Discussion and Conclusions

In the present work, we provide methods that can be applied to experimental data in two ways. (i) By using the experimental lifetime distributions of the long binding events, the hydrolysis or synthesis rate constants vs. $\theta$ data can be extracted and compared with either a theory of the type used in refs. 6 and 7 or compared with the rate constants estimated from stalling experiments. (ii) Lifetime distribution predictions using hydrolysis or synthesis rate constant data from stalling or other independent experiments, or from theory, are made obtained for binding at large $\theta$, in this work from 140° to 260°. They can be tested against distributions estimated from the controlled rotation experiments. This work shows similarities to a treatment (23) of single-molecule force ramp experiments in which the distribution of rupture forces is determined. Therein a procedure is given to invert this distribution to extract the force-dependent rates or lifetimes in a constant force experiment. A notable difference is that in the present work, composite events are considered as opposed to a single process.

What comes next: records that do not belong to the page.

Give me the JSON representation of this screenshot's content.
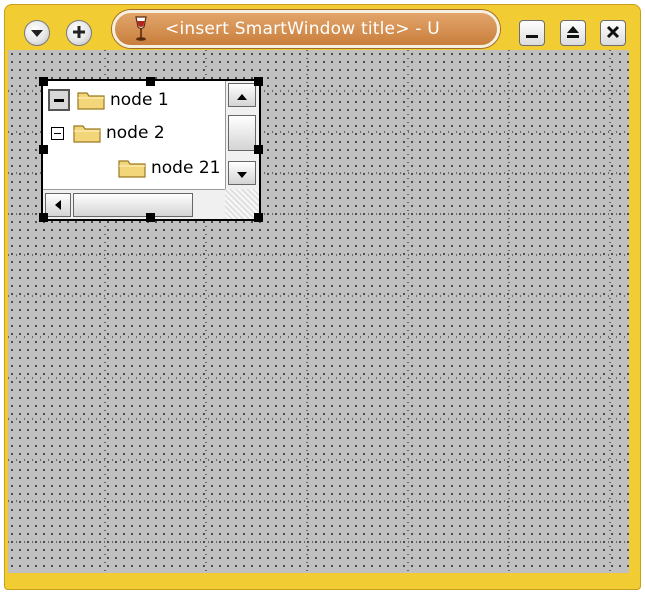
{
  "window": {
    "title": "<insert SmartWindow title> - U",
    "icons": {
      "menu": "chevron-down-circle-icon",
      "add": "plus-circle-icon",
      "app": "wine-glass-icon",
      "minimize": "minimize-icon",
      "maximize": "maximize-icon",
      "close": "close-icon"
    },
    "colors": {
      "frame": "#f2cc33",
      "title_pill": "#d08a4a",
      "canvas": "#c0c0c0"
    }
  },
  "tree": {
    "nodes": [
      {
        "label": "node 1",
        "expander": "collapsed"
      },
      {
        "label": "node 2",
        "expander": "expanded"
      },
      {
        "label": "node 21"
      }
    ]
  }
}
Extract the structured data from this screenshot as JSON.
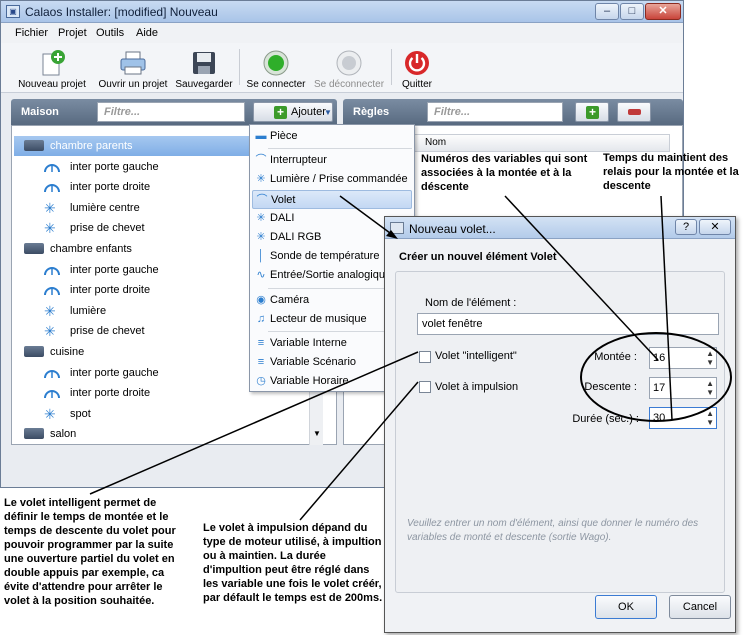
{
  "window": {
    "title": "Calaos Installer: [modified] Nouveau",
    "minimize": "–",
    "maximize": "□",
    "close": "✕"
  },
  "menu": [
    "Fichier",
    "Projet",
    "Outils",
    "Aide"
  ],
  "toolbar": {
    "new_project": "Nouveau projet",
    "open_project": "Ouvrir un projet",
    "save": "Sauvegarder",
    "connect": "Se connecter",
    "disconnect": "Se déconnecter",
    "quit": "Quitter"
  },
  "maison": {
    "title": "Maison",
    "filter_placeholder": "Filtre...",
    "add_label": "Ajouter",
    "tree": [
      {
        "type": "room",
        "label": "chambre parents",
        "selected": true
      },
      {
        "type": "volet",
        "label": "inter porte gauche"
      },
      {
        "type": "volet",
        "label": "inter porte droite"
      },
      {
        "type": "light",
        "label": "lumière centre"
      },
      {
        "type": "light",
        "label": "prise de chevet"
      },
      {
        "type": "room",
        "label": "chambre enfants"
      },
      {
        "type": "volet",
        "label": "inter porte gauche"
      },
      {
        "type": "volet",
        "label": "inter porte droite"
      },
      {
        "type": "light",
        "label": "lumière"
      },
      {
        "type": "light",
        "label": "prise de chevet"
      },
      {
        "type": "room",
        "label": "cuisine"
      },
      {
        "type": "volet",
        "label": "inter porte gauche"
      },
      {
        "type": "volet",
        "label": "inter porte droite"
      },
      {
        "type": "light",
        "label": "spot"
      },
      {
        "type": "room",
        "label": "salon"
      }
    ]
  },
  "regles": {
    "title": "Règles",
    "filter_placeholder": "Filtre...",
    "column_nom": "Nom"
  },
  "dropdown": {
    "items": [
      {
        "label": "Pièce",
        "icon": "room-icon"
      },
      {
        "label": "Interrupteur",
        "icon": "switch-icon"
      },
      {
        "label": "Lumière / Prise commandée",
        "icon": "light-icon"
      },
      {
        "label": "Volet",
        "icon": "shutter-icon",
        "highlighted": true
      },
      {
        "label": "DALI",
        "icon": "light-icon"
      },
      {
        "label": "DALI RGB",
        "icon": "light-icon"
      },
      {
        "label": "Sonde de température",
        "icon": "thermometer-icon"
      },
      {
        "label": "Entrée/Sortie analogique",
        "icon": "analog-icon"
      },
      {
        "label": "Caméra",
        "icon": "camera-icon"
      },
      {
        "label": "Lecteur de musique",
        "icon": "music-icon"
      },
      {
        "label": "Variable Interne",
        "icon": "variable-icon"
      },
      {
        "label": "Variable Scénario",
        "icon": "variable-icon"
      },
      {
        "label": "Variable Horaire",
        "icon": "clock-icon"
      }
    ]
  },
  "dialog": {
    "title": "Nouveau volet...",
    "help": "?",
    "close": "✕",
    "heading": "Créer un nouvel élément Volet",
    "name_label": "Nom de l'élément :",
    "name_value": "volet fenêtre",
    "intelligent_label": "Volet \"intelligent\"",
    "impulsion_label": "Volet à impulsion",
    "montee_label": "Montée :",
    "montee_value": "16",
    "descente_label": "Descente :",
    "descente_value": "17",
    "duree_label": "Durée (sec.) :",
    "duree_value": "30",
    "hint": "Veuillez entrer un nom d'élément, ainsi que donner le numéro des variables de monté et descente (sortie Wago).",
    "ok": "OK",
    "cancel": "Cancel"
  },
  "annotations": {
    "variables": "Numéros des variables qui sont associées à la montée et à la déscente",
    "relais": "Temps du maintient des relais pour la montée et la descente",
    "intelligent": "Le volet intelligent permet de définir le temps de montée et le temps de descente du volet pour pouvoir programmer par la suite une ouverture partiel du volet en double appuis par exemple, ca évite d'attendre pour arrêter le volet à la position souhaitée.",
    "impulsion": "Le volet à impulsion dépand du type de moteur utilisé, à impultion ou à maintien. La durée d'impultion peut être réglé dans les variable une fois le volet créér, par défault le temps est de 200ms."
  }
}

For the long binding events, $\theta -{\theta }_0>{\mathrm{\hspace{0.17em}120}}^{\circ }$, in Fig. 4 hydrolysis will have typically occurred with a high probability, so using only the first term in Eq. 5, ${\psi }_{\mathit{\text{hyd-off}}}(\theta |{\theta }_0)$, will be a good estimate for the ${\psi }_{\mathit{\text{obs,hyd}}}(\theta |{\theta }_0)$. This finding is apparent in Fig. 4, even though the calculations are limited to the range of available $k_{\text{hyd}}(\theta )$ data: The contribution of events without hydrolysis peak at some smaller angle ($\theta -{\theta }_0\approx {\mathrm{\hspace{0.17em}60}}^{\circ }$ for $\omega ={\mathrm{\hspace{0.17em}72}}^{\circ }$/s in Fig. 4B; $\theta -{\theta }_0\approx {\mathrm{\hspace{0.17em}0}}^{\circ }$ for $\omega ={\mathrm{\hspace{0.17em}7}}^{\circ }$/s on Fig. 4D), beyond which it becomes small.

The results in Fig. 4 illustrate that ${\psi }_{\text{𝑜𝑏𝑠}}(\theta |{\theta }_0)$ is not stationary: It depends both on the difference $\theta -{\theta }_0$ and on ${\theta }_0$. Hence, an average $\psi$ of long binding times is not suitable for an analysis, so instead we used a 2D $\theta -{\theta }_0$ and ${\theta }_0$ dependent lifetime distribution ${\psi }_{\text{𝑜𝑏𝑠}}(\theta |{\theta }_0)$. The present method of extracting $k_{\text{hyd}}$ or $k_{\text{syn}}$ is most sensitive to these processes when their values are not too high relative to the rate of ADP release, conditions that apply for the calculations in Fig. 4. We note that the rates of these processes can be reduced by engineering mutations in the $\beta$ subunits or by using modified nucleotides (1, 13). The calculations can be developed further to account for multiple hydrolysis/synthesis cycles during one binding event by using multidimensional integrals (7, 24).

In the present work, it has been shown how to extract lifetime distributions of experimental events and from them how to calculate the rate constants involved in the composite events.